En plus de l’énorme retard qu’a pris le processus de la justice transitionnelle, cette dernière a été ponctuée par des règlements de comptes et des marchandages dans plusieurs dossiers. Loin de vouloir révéler les vérités, notre justice transitionnelle n’a plus aucun sens, et les erreurs du passé seront toujours d’actualité, comme en témoigne notre présent (torture, manipulation dans les élections, violence policière…). Si nous n’avons pas réussi à punir les crimes commis entre 2011 et 2013, comment pourrons-nous le faire pour des crimes du passé? Surtout si les criminels d’hier deviennent les élus de demain…,

se demande Omar Safraoui

Le comité Vérité et Dignité ne se basera pas sur les résultats d’enquête des comités précédents. Ce qui laisse planer des questions sur l’utilité d’un travail qui a duré, plus de trois ans, depuis le départ de Ben Ali. Hager Ben Cheikh Ahmed, juriste et démissionnaire de la commission d’investigation sur les dépassements, présidée par Me Taoufik Bouderbala nous explique, quand à elle, que la justice transitionnelle a dévié de sa route pour laisser la place à la déception et à la méfiance du peuple.

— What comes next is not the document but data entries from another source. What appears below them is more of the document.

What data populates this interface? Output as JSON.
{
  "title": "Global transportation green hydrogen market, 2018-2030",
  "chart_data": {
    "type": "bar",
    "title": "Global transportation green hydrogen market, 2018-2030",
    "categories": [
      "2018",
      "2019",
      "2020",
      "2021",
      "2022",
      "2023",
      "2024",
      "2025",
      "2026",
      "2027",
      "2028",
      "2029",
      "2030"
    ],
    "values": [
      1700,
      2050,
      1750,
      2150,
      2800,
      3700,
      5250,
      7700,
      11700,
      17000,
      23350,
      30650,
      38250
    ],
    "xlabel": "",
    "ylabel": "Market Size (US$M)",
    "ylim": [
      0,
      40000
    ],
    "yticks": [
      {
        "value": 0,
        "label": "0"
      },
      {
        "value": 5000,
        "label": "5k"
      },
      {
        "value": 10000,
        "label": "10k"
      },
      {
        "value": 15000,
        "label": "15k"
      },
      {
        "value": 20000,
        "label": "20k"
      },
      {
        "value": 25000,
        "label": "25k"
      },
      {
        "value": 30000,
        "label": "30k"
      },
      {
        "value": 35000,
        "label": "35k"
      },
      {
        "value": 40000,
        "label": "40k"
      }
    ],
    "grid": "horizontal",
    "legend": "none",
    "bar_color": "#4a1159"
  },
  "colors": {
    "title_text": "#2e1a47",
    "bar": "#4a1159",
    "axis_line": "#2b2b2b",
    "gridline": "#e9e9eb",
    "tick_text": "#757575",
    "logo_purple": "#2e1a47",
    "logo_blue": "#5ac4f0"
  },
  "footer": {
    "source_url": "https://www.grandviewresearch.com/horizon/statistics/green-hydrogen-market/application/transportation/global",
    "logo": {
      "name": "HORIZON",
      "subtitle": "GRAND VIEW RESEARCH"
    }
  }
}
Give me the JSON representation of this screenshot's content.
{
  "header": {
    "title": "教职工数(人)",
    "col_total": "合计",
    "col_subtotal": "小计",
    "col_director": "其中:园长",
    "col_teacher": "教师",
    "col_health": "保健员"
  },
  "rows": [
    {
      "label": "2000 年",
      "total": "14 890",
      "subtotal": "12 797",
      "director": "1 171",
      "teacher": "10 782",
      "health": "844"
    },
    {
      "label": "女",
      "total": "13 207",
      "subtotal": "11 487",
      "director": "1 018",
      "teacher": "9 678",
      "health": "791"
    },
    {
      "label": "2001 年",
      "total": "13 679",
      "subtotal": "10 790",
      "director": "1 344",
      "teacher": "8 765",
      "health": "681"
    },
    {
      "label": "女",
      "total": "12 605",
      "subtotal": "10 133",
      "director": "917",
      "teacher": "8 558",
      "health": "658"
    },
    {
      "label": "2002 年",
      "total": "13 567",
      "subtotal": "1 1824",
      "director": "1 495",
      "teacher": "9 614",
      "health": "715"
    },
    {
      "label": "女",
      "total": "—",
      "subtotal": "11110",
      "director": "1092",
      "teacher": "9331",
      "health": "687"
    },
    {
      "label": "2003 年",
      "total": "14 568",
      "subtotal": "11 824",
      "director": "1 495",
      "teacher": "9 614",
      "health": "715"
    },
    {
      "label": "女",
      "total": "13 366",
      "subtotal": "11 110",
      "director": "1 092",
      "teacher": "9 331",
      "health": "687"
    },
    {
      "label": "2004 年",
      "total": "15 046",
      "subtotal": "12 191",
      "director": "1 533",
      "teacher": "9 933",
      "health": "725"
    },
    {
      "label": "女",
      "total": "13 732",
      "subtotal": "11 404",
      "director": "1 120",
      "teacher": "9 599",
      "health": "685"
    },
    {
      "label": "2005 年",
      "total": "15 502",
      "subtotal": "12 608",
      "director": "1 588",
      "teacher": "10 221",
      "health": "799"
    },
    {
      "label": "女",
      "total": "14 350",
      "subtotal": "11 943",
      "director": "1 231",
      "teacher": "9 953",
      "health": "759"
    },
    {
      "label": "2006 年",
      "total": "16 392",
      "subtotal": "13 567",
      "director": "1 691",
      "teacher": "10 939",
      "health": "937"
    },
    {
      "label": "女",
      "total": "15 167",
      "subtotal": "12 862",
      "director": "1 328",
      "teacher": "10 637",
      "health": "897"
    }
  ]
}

La Tunisie n’a pas réussi à rétablir les vérités, durant les trois dernières années. Les rapports étaient approximatifs et n’ont pas précisé les responsabilités individuelles. Pis encore, plusieurs accusés ont réussi à échapper à la justice et ont continué à jouir d’une totale impunité. Quand l’assemblée constituante créé différents comités d’investigation pour des dépassements et violences commises, après 2011, alors que la Tunisie a déjà une commission chargée de cette tâche, nous comprenons que la volonté politique vise à affaiblir les instances chargées de la justice transitionnelle. Cette mauvaise gestion a généré des déceptions répétitives. Avec le temps, plusieurs dossiers ont été oubliés et les comités de l’ANC n’ont abouti à rien. Il est compréhensible que plusieurs déplorent le départ de Ben Ali, puisqu’ils pensent que l’injustice est toujours la régle,

regrette Hager Ben Cheikh Ahmed.

En bloquant le processus de la justice transitionnelle, plusieurs candidats actuels aux législatives et présidentielles, sont pointés de doigt pour des crimes passés. Les voir au pouvoir est inadmissible pour certains, alors que les écarter, sans preuves ni procès, n’a aucun sens pour d’autres. Seront-ils épargnés, une fois au pouvoir, par la justice ? La moitié de la réponse à cette question est noyé dans un passé d’impunité.